What’s Hadoop?
Hadoop is a framework or tools that enable the partition and split of tasks across multiple server and nodes on a network. Hadoop then provides the required framework to MAP and REDUCE a process into multiple chunks or segments.
Hadoop has multiple projects that include:
Hive, Hbase, Chukwa, Tex, Pig, Spark, Tez, and some others that are designed for instance HIVE for a data warehouse that provides data summarization and adhoc querying. HBAse as well is a database that support structured data storage for large tables.
However the common projects are: Common, HDFS, YARN (job scheduling and cluster management), and MapReduce.
source: http://hadoop.apache.org
High-Level Architecture of Hadoop
As shown in the figure from opensource.com, Hadoop includes a Master Node and Slave Node(s).

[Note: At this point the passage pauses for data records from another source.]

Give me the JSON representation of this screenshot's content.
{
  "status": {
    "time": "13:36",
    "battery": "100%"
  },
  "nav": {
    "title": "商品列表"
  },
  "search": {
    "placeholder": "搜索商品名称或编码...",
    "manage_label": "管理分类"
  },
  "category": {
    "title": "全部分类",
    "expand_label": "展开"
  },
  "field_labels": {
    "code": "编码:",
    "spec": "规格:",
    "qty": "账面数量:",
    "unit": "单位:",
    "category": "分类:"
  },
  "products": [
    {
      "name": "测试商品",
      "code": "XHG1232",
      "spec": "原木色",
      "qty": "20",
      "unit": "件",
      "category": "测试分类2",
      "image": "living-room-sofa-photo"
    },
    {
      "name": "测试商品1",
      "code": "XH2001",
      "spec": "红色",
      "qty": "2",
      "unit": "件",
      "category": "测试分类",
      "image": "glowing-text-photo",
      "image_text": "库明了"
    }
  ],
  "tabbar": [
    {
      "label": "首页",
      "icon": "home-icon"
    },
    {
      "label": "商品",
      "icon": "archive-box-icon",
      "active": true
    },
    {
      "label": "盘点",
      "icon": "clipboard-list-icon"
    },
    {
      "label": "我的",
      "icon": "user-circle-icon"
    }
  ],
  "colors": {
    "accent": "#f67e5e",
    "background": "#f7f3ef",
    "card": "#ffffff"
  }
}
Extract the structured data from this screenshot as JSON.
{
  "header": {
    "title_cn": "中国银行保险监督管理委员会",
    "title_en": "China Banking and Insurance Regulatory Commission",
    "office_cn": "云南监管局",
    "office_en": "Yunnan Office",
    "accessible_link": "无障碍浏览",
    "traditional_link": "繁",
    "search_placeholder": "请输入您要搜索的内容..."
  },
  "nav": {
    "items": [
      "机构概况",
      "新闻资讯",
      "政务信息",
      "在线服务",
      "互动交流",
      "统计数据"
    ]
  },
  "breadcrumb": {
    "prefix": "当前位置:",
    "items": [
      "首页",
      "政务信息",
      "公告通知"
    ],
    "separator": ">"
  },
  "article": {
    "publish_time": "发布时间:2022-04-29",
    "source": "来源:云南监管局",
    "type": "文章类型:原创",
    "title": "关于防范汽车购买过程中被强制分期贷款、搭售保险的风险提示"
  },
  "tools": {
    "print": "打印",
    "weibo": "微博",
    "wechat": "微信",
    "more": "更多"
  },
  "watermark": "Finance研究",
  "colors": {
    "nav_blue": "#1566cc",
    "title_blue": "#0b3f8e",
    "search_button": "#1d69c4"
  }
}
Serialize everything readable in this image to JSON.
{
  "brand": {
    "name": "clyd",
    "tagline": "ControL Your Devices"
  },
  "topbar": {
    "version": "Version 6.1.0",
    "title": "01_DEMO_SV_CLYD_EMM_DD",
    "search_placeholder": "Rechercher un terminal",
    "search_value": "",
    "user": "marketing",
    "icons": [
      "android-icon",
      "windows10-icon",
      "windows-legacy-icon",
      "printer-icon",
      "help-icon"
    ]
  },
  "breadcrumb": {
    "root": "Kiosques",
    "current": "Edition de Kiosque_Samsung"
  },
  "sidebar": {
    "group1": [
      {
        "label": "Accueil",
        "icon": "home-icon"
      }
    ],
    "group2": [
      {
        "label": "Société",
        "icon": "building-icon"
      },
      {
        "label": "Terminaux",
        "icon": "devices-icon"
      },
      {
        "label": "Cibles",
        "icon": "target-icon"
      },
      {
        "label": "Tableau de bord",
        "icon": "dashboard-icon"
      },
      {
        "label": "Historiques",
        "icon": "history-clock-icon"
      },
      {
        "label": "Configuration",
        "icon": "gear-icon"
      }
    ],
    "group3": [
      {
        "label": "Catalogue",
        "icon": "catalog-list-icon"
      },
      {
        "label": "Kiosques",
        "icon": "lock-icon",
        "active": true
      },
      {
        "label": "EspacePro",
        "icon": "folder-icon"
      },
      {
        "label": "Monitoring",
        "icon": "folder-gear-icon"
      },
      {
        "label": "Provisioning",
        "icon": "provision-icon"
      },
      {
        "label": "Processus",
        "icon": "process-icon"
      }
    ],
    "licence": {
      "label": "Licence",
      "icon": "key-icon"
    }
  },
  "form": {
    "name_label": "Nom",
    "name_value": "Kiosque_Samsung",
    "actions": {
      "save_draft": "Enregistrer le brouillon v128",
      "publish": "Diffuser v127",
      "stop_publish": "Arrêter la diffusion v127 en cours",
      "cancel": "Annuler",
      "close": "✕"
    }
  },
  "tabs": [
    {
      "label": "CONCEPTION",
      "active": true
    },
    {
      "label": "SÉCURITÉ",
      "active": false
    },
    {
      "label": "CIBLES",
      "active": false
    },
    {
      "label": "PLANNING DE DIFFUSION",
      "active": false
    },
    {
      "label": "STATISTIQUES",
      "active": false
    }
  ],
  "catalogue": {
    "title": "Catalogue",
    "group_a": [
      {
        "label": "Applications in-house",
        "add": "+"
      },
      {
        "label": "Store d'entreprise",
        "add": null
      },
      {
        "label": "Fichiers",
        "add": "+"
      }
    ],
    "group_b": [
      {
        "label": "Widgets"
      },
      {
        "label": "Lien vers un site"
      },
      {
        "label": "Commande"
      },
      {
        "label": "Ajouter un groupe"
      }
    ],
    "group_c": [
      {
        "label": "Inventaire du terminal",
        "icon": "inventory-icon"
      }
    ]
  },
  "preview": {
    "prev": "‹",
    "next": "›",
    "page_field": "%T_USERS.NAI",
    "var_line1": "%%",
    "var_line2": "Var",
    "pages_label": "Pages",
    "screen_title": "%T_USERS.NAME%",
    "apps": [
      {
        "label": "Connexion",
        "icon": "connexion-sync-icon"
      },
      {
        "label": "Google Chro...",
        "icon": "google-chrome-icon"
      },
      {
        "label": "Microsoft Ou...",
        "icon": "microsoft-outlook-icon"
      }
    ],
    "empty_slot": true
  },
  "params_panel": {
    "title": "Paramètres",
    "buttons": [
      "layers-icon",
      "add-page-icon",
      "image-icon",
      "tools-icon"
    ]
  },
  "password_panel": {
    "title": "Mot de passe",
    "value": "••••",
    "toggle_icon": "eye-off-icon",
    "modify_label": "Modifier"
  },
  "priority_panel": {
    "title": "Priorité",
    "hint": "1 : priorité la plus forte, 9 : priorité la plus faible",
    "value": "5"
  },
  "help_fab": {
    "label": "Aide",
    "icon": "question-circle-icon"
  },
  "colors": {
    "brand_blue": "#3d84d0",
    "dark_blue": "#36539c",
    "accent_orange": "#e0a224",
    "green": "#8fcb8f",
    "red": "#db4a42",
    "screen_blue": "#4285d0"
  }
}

The Master Node contains a TaslkTracker and a JobTracker that interfaces will all the Slave Nodes.
The MapReduce Layer is the set of applications used to split the process in hand, into several SlaveNodes. Each SlaveNode will then process a piece of the problem and once completed it will be sent over from the process of “Mapping” to “Reducing,”
MapReduce workflow
As shown in the figure, the MapReduce logic is shown here.
- On the left side,BigData, is a set of files or huge file, a huge log file or a database,
- The HDFS refer to the “Hadoop Distributed Filesystem,” which is used to copy part of the data, split it across all the cluster and then later on to be merged with the data
- The generated output is then copied over to a destinatary node.
Example of MapReduce
For example,lets say we need to count th number of words in a file, and we will assign a line to each server in the hadoop cluster, we can run the following code. MRWordCounter() does the job of wording each line and mapping all the jobs
from mrjob.job import MRJob class MRWordCounter(MRJob): def mapper(self, key, line): for word in line.split(): yield word, 1 def reducer(self, word, occurrences): yield word, sum(occurrences) if __name__ == '__main__': MRWordCounter.run()
Using : mrjob
A music example can be found here:
class MRDensity(MRJob): """ A map-reduce job that calculates the density """ def mapper(self, _, line): """ The mapper loads a track and yields its density """ t = track.load_track(line) if t: if t['tempo'] > 0: density = len(t['segments']) / t['duration'] yield (t['artist_name'], t['title'], t['song_id']), density
As shown here, the mapper will grace a line of file and use the “track.load_track()” function to obtain “tempo”, the number of “segments” and all additional metadata to create a density value.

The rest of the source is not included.